W obecną, 60. rocznicę uwięzienia sługi Bożego Prymasa S. Wyszyńskiego kardynał Kazimierz Nycz, abp metropolita warszawski, wystosował do wiernych list, w którym czytamy:
„Ta smutna rocznica jest okazją do refleksji i modlitwy za Kościół warszawski, ale także modlitwy o beatyfikację Sługi Bożego Prymasa Tysiąclecia.
Stale winniśmy powracać do słów: “Trzeba bardziej słuchać Boga niż ludzi”, jakie wypowiedział Ksiądz Prymas przed swoim uwięzieniem.
Bóg, który z cierpienia i ofiary wyprowadza dobro, sprawił, że prymasowskie uwięzienie zaowocowało przygotowaniem Jasnogórskich Ślubów Narodu Polskiego i nowenny przed obchodami 1000-lecia chrztu Polski.
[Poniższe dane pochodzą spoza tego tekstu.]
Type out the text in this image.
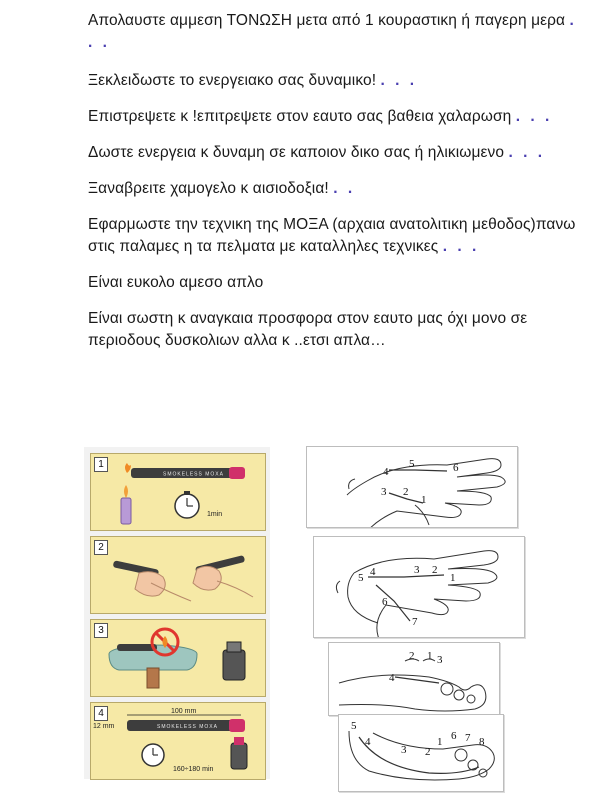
Απολαυστε αμμεση ΤΟΝΩΣΗ μετα από 1 κουραστικη ή παγερη μερα . . .

Ξεκλειδωστε το ενεργειακο σας δυναμικο! . . .

Επιστρεψετε κ !επιτρεψετε στον εαυτο σας βαθεια χαλαρωση . . .

Δωστε ενεργεια κ δυναμη σε καποιον δικο σας ή ηλικιωμενο . . .

Ξαναβρειτε χαμογελο κ αισιοδοξια! . .

Εφαρμωστε την τεχνικη της ΜΟΞΑ (αρχαια ανατολιτικη μεθοδος)πανω στις παλαμες η τα πελματα με καταλληλες τεχνικες . . .

Είναι ευκολο αμεσο απλο

Είναι σωστη κ αναγκαια προσφορα στον εαυτο μας όχι μονο σε περιοδους δυσκολιων αλλα κ ..ετσι απλα…

1
SMOKELESS MOXA
1min
2
3
4	100 mm
SMOKELESS MOXA
12 mm
160÷180 min
4
5	6
3 2
1
5 4	3 2
1
6
7
4
2 1 3
5
4
3 2
1 6 7 8
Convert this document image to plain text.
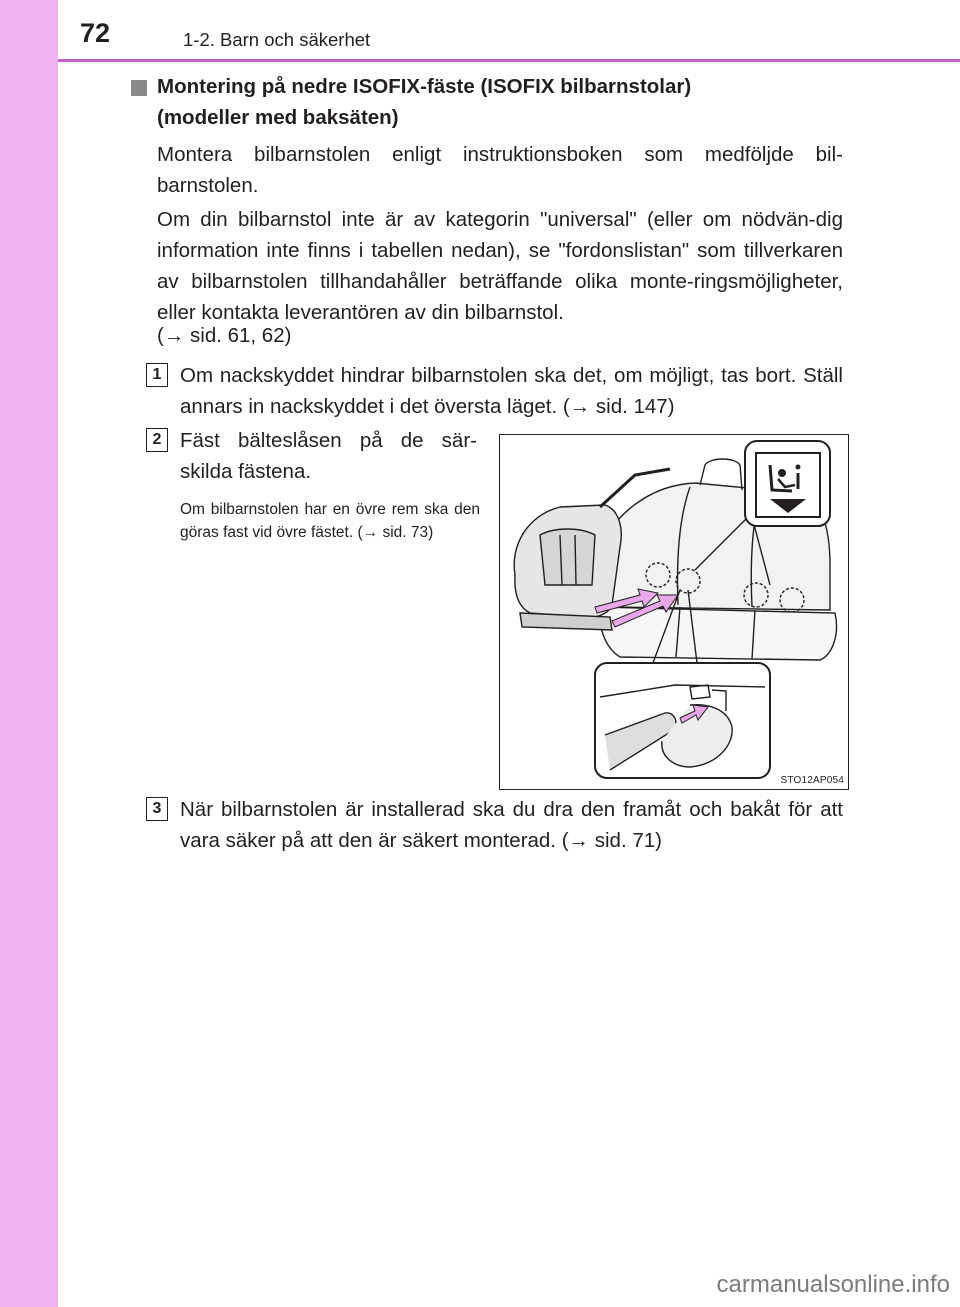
72	1-2. Barn och säkerhet
Montering på nedre ISOFIX-fäste (ISOFIX bilbarnstolar)
(modeller med baksäten)
Montera bilbarnstolen enligt instruktionsboken som medföljde bil-barnstolen.
Om din bilbarnstol inte är av kategorin "universal" (eller om nödvän-dig information inte finns i tabellen nedan), se "fordonslistan" som tillverkaren av bilbarnstolen tillhandahåller beträffande olika monte-ringsmöjligheter, eller kontakta leverantören av din bilbarnstol.
(→ sid. 61, 62)
1 Om nackskyddet hindrar bilbarnstolen ska det, om möjligt, tas bort. Ställ annars in nackskyddet i det översta läget. (→ sid. 147)
2 Fäst bälteslåsen på de sär-skilda fästena.
Om bilbarnstolen har en övre rem ska den göras fast vid övre fästet. (→ sid. 73)
STO12AP054
3 När bilbarnstolen är installerad ska du dra den framåt och bakåt för att vara säker på att den är säkert monterad. (→ sid. 71)
carmanualsonline.info
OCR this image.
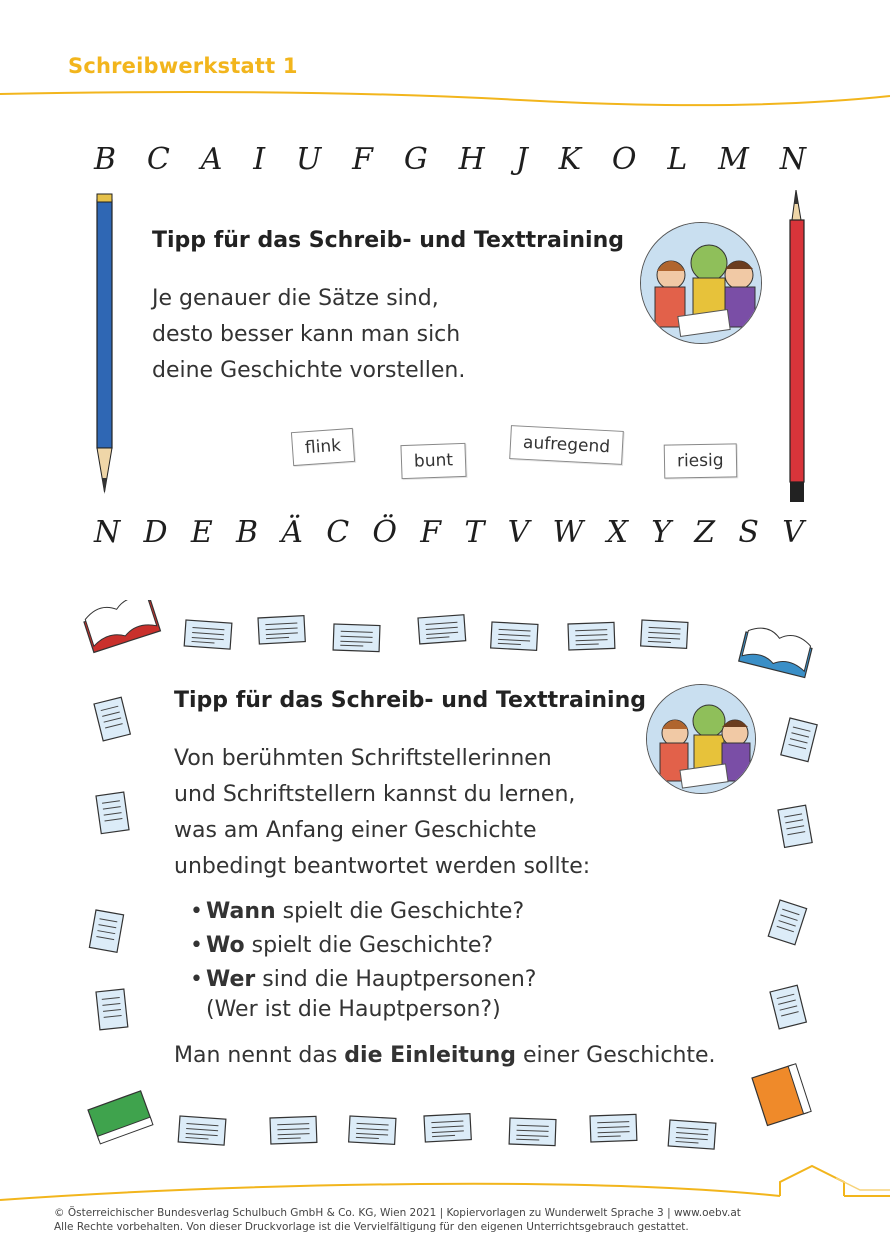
Schreibwerkstatt 1
B C A I U F G H J K O L M N
Tipp für das Schreib- und Texttraining
Je genauer die Sätze sind,
desto besser kann man sich
deine Geschichte vorstellen.
flink
bunt
aufregend
riesig
N D E B Ä C Ö F T V W X Y Z S V
Tipp für das Schreib- und Texttraining
Von berühmten Schriftstellerinnen
und Schriftstellern kannst du lernen,
was am Anfang einer Geschichte
unbedingt beantwortet werden sollte:
• Wann spielt die Geschichte?
• Wo spielt die Geschichte?
• Wer sind die Hauptpersonen?
(Wer ist die Hauptperson?)
Man nennt das die Einleitung einer Geschichte.
© Österreichischer Bundesverlag Schulbuch GmbH & Co. KG, Wien 2021 | Kopiervorlagen zu Wunderwelt Sprache 3 | www.oebv.at
Alle Rechte vorbehalten. Von dieser Druckvorlage ist die Vervielfältigung für den eigenen Unterrichtsgebrauch gestattet.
Sercem nowenny stała się Peregrynacja Obrazu Matki Bożej Częstochowskiej we wszystkich parafiach naszej Ojczyzny. Aktualnie polskie parafie przeżywają ponowienie tamtej peregrynacji.
My, w naszej Archidiecezji rozpoczniemy nawiedzenie Obrazu Matki Bożej Jasnogórskiej 14 i 15 czerwca 2014 roku.
Naszym przygotowaniem do tego wydarzenia będzie także nowenna. Chcemy we wszystkich parafiach, wspólnotach i rodzinach dobrze przygotować się do tych uroczystości już teraz i w kolejnych miesiącach.
To duchowe przygotowanie rozpoczynamy właśnie w środę – 25 września br. – w rocznicę aresztowania Kardynała Stefana Wyszyńskiego. Treścią nowenny będą złożone wówczas i ciągle nie wypełnione do końca Jasnogórskie Śluby Narodu Polskiego.
Rozważajmy je przez kolejne 9 miesięcy w specjalnych nabożeństwach, a po Mszach świętych w każdą niedzielę odmawiajmy wspólnie prymasowski Akt osobistego oddania się Matce Bożej”.